Nietzsche eut ce mot heureux : " Les Grecs étaient superficiels... par profondeur". C'est dire qu'il existe deux manières d'être superficiel, deux régimes distincts de superficialité, selon que l'on connaît ou non les séductions de l'abîme.

La beauté c'est la peau, la forme externe, l'équilibre réussi des forces, présentes, agissantes dans la forme. A travers le tissu dense du bois, du marbre, de la pierre, le regard perçoit l'invisible puissance des affects, des tensions, des mouvements et des résistances. Un conflit se déroule là dans la profondeur, dont n'émerge que l'ultime expression condensée dans une main, dans un sourcil, dans un regard. Un monde complexe, conflictuel, agité de mille courants divers se laisse deviner là, et c'est comme si du regard porté vers le dehors le contemplateur remontait à sa source invisible, regard retourné vers le dedans, s'y mirant sans complaisance, pour revenir encore à la surface, savoir énigmatique et retenu.

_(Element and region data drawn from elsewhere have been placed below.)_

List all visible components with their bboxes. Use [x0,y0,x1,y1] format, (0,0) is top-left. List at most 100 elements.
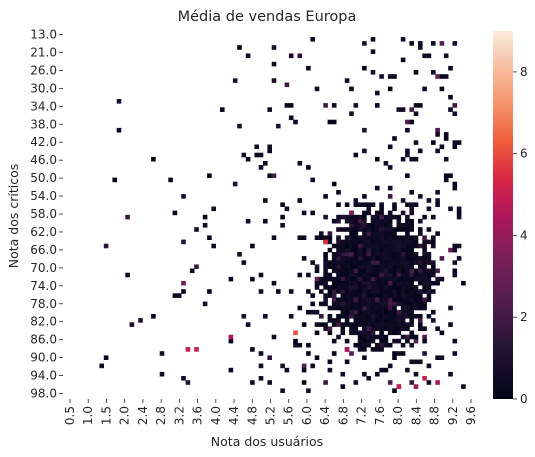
heatmap-cell [375,243,380,249]
heatmap-cell [344,247,350,253]
heatmap-cell [310,177,315,183]
heatmap-cell [362,247,367,253]
heatmap-cell [431,235,436,240]
heatmap-cell [323,264,328,269]
heatmap-cell [379,243,384,249]
heatmap-cell [375,235,380,240]
heatmap-cell [366,376,371,381]
colorbar-tick-label: 4 [520,228,528,242]
heatmap-cell [379,235,384,240]
heatmap-cell [349,243,354,249]
heatmap-cell [362,148,367,154]
heatmap-cell [405,152,410,158]
heatmap-cell [431,70,436,75]
heatmap-cell [418,227,423,232]
heatmap-cell [349,227,354,232]
heatmap-cell [366,264,371,269]
heatmap-cell [418,301,423,307]
heatmap-cell [366,305,371,311]
y-tick-label: 70.0 [30,261,57,275]
heatmap-cell [314,276,320,282]
heatmap-cell [370,260,376,265]
x-tick-label: 6.4 [318,406,332,425]
heatmap-cell [258,376,264,381]
heatmap-cell [383,338,389,344]
heatmap-cell [357,252,363,257]
heatmap-cell [349,260,354,265]
heatmap-cell [413,289,419,294]
heatmap-cell [422,264,427,269]
heatmap-cell [387,239,393,245]
heatmap-cell [116,127,122,133]
heatmap-cell [344,276,350,282]
heatmap-cell [353,380,359,385]
heatmap-cell [314,235,320,240]
heatmap-cell [400,210,406,216]
heatmap-cell [349,314,354,319]
heatmap-cell [159,351,165,356]
heatmap-cell [366,276,371,282]
heatmap-cell [362,330,367,336]
heatmap-cell [327,318,333,323]
heatmap-cell [418,305,423,311]
heatmap-cell [263,161,268,166]
heatmap-cell [400,301,406,307]
heatmap-cell [409,264,414,269]
heatmap-cell [344,260,350,265]
heatmap-cell [422,239,427,245]
heatmap-cell [344,264,350,269]
heatmap-cell [383,309,389,315]
heatmap-cell [353,272,359,278]
heatmap-cell [396,309,402,315]
x-tick-label: 7.6 [373,406,387,425]
heatmap-cell [344,285,350,290]
heatmap-cell [409,252,414,257]
heatmap-cell [362,264,367,269]
heatmap-cell [418,218,423,224]
y-tick-label: 94.0 [30,369,57,383]
y-tick-label: 42.0 [30,135,57,149]
heatmap-cell [383,218,389,224]
heatmap-cell [405,289,410,294]
heatmap-cell [254,144,259,150]
heatmap-cell [331,276,337,282]
heatmap-cell [314,280,320,286]
heatmap-cell [426,239,432,245]
heatmap-cell [366,322,371,327]
heatmap-cell [443,132,449,137]
heatmap-cell [400,156,406,162]
heatmap-cell [418,280,423,286]
heatmap-cell [375,309,380,315]
heatmap-cell [387,268,393,274]
x-tick-label: 0.5 [63,406,77,425]
heatmap-cell [375,103,380,108]
heatmap-cell [439,74,445,79]
heatmap-cell [405,334,410,340]
heatmap-cell [400,272,406,278]
heatmap-cell [357,289,363,294]
heatmap-cell [375,314,380,319]
heatmap-cell [310,301,315,307]
heatmap-cell [392,235,397,240]
heatmap-cell [461,384,466,389]
heatmap-cell [362,355,367,360]
heatmap-cell [461,280,466,286]
heatmap-cell [375,285,380,290]
heatmap-cell [237,45,242,50]
heatmap-cell [314,322,320,327]
heatmap-cell [297,342,303,348]
heatmap-cell [370,239,376,245]
heatmap-cell [176,293,182,298]
heatmap-cell [366,252,371,257]
heatmap-cell [344,218,350,224]
heatmap-cell [366,260,371,265]
heatmap-cell [125,214,130,220]
heatmap-cell [362,272,367,278]
heatmap-cell [353,256,359,261]
heatmap-cell [418,318,423,323]
heatmap-cell [207,235,212,240]
heatmap-cell [344,227,350,232]
y-tick-label: 54.0 [30,189,57,203]
heatmap-cell [383,264,389,269]
y-tick-label: 78.0 [30,297,57,311]
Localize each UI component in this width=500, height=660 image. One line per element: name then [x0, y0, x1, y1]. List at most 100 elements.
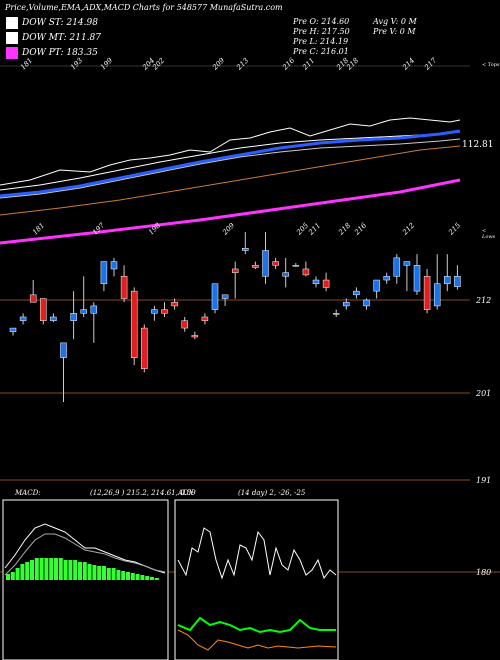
- candle-body: [312, 279, 320, 284]
- candles-group: [9, 232, 461, 402]
- macd-bar: [49, 558, 54, 580]
- candle-body: [413, 265, 421, 292]
- candle-body: [221, 294, 229, 299]
- ema-long: [0, 145, 461, 216]
- adx-line: [177, 527, 337, 580]
- candle-body: [110, 261, 118, 270]
- macd-bar: [145, 576, 150, 580]
- macd-bar: [111, 568, 116, 580]
- legend-value-mt: 211.87: [69, 33, 102, 43]
- candle-body: [60, 342, 67, 358]
- candle-body: [272, 261, 279, 266]
- candle-body: [302, 268, 310, 276]
- adx-frame: [174, 499, 339, 660]
- candle-body: [29, 294, 37, 303]
- macd-line: [4, 523, 166, 574]
- candle-body: [454, 276, 461, 287]
- macd-bar: [106, 568, 111, 580]
- legend-dow-st: DOW ST: 214.98: [6, 17, 98, 29]
- ema-band-outer: [0, 131, 461, 191]
- tops-panel: [0, 65, 470, 216]
- macd-bar: [25, 562, 30, 580]
- ema-band-lower: [0, 138, 461, 199]
- macd-bar: [34, 558, 39, 580]
- candle-body: [322, 279, 330, 288]
- macd-bar: [20, 564, 25, 580]
- candle-body: [444, 276, 451, 284]
- level-label-212: 212: [476, 296, 492, 305]
- candle-body: [393, 257, 401, 277]
- legend-swatch-st: [6, 17, 18, 29]
- candle-body: [191, 335, 199, 338]
- candle-body: [242, 248, 249, 251]
- candle-body: [100, 261, 108, 284]
- macd-bar: [135, 574, 140, 580]
- adx-label: ADX: [178, 489, 194, 497]
- stat-open: Pre O: 214.60: [293, 17, 350, 26]
- legend-value-st: 214.98: [66, 18, 98, 28]
- ema-short: [0, 117, 461, 186]
- dow-pt-line: [0, 178, 461, 245]
- legend-label-pt: DOW PT:: [22, 48, 64, 58]
- macd-bar: [92, 565, 97, 580]
- legend-value-pt: 183.35: [66, 48, 98, 58]
- macd-bar: [126, 572, 130, 580]
- candle-body: [9, 327, 17, 333]
- macd-bar: [150, 577, 154, 580]
- macd-bar: [116, 570, 121, 580]
- macd-bar: [44, 558, 49, 580]
- macd-panel: [2, 499, 169, 660]
- level-label-201: 201: [476, 389, 492, 398]
- macd-bar: [130, 573, 135, 580]
- stat-volume: Pre V: 0 M: [373, 27, 416, 36]
- macd-bar: [82, 562, 87, 580]
- candle-body: [211, 283, 219, 310]
- plus-di-line: [177, 616, 336, 634]
- macd-label: MACD:: [15, 489, 41, 497]
- macd-bar: [154, 578, 159, 580]
- candle-body: [353, 290, 360, 296]
- ema-price-label: 112.81: [462, 140, 494, 150]
- stat-close: Pre C: 216.01: [293, 47, 349, 56]
- stat-high: Pre H: 217.50: [293, 27, 350, 36]
- macd-bar: [102, 566, 106, 580]
- macd-signal: [4, 533, 166, 576]
- legend-dow-mt: DOW MT: 211.87: [6, 32, 101, 44]
- candle-body: [19, 316, 27, 321]
- macd-bar: [68, 560, 73, 580]
- candle-body: [70, 313, 77, 321]
- macd-bar: [58, 558, 63, 580]
- candle-body: [403, 261, 411, 266]
- stat-avg-volume: Avg V: 0 M: [373, 17, 417, 26]
- legend-dow-pt: DOW PT: 183.35: [6, 47, 98, 59]
- macd-bar: [54, 558, 58, 580]
- ema-medium: [0, 129, 461, 198]
- candle-body: [383, 276, 390, 281]
- candle-body: [50, 316, 57, 321]
- candle-body: [130, 290, 138, 358]
- macd-bar: [121, 571, 126, 580]
- candle-body: [332, 313, 340, 315]
- candle-body: [433, 283, 441, 307]
- candle-body: [423, 276, 431, 310]
- candle-body: [343, 301, 350, 307]
- legend-swatch-pt: [6, 47, 18, 59]
- stat-low: Pre L: 214.19: [293, 37, 349, 46]
- candle-body: [40, 298, 47, 321]
- macd-bar: [15, 568, 20, 580]
- candle-body: [171, 301, 178, 307]
- candle-body: [231, 268, 239, 273]
- macd-bar: [39, 558, 44, 580]
- candle-body: [141, 327, 148, 369]
- macd-bar: [78, 562, 82, 580]
- candle-body: [252, 265, 259, 268]
- candle-body: [151, 309, 158, 314]
- candle-body: [90, 305, 98, 314]
- macd-bar: [63, 560, 68, 580]
- candle-body: [120, 276, 128, 299]
- level-label-180: 180: [476, 568, 492, 577]
- macd-bar: [10, 572, 15, 580]
- legend-swatch-mt: [6, 32, 18, 44]
- candle-body: [201, 316, 209, 321]
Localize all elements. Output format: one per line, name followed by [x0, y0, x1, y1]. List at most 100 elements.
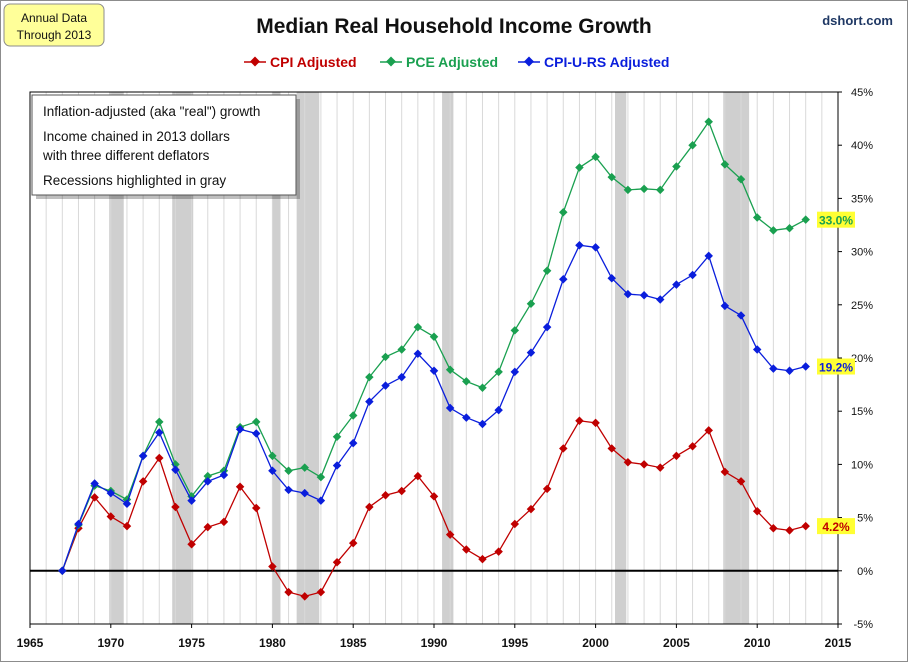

C'est le miracle de la sculpture : faire entrevoir l'invisible, refusé et donné dans la forme.

Je n'apprécie guère, à de rares exceptions près, les oeuvres contemporaines. J'y vois le plus souvent un goût immodéré pour l'in-forme, une sorte de délabrement universel, une fuite éperdue, un éparpillement, une dissémination. On dirait des hommes sans peau, des arbres sans écorce. En l'absence de contenant tout s'en va en tous sens, tout s'éparpille. Mais l'étalement général ne fait pas une surface, et sans surface pas de profondeur.

Il en résulte nécessairement que la beauté ne saurait exister dans un tel monde. Sous prétexte d'expressivité, ou de véracité, on se livre à une sorte de massacre pulsionnel, exhibant des chairs torturées, des organes extatiques, des fresques orgiaques et carnavalesques. Tout le monstrueux remonte, s'écoule comme lave, recouvrant de sa coulée immonde tout ce qui fait la beauté du monde.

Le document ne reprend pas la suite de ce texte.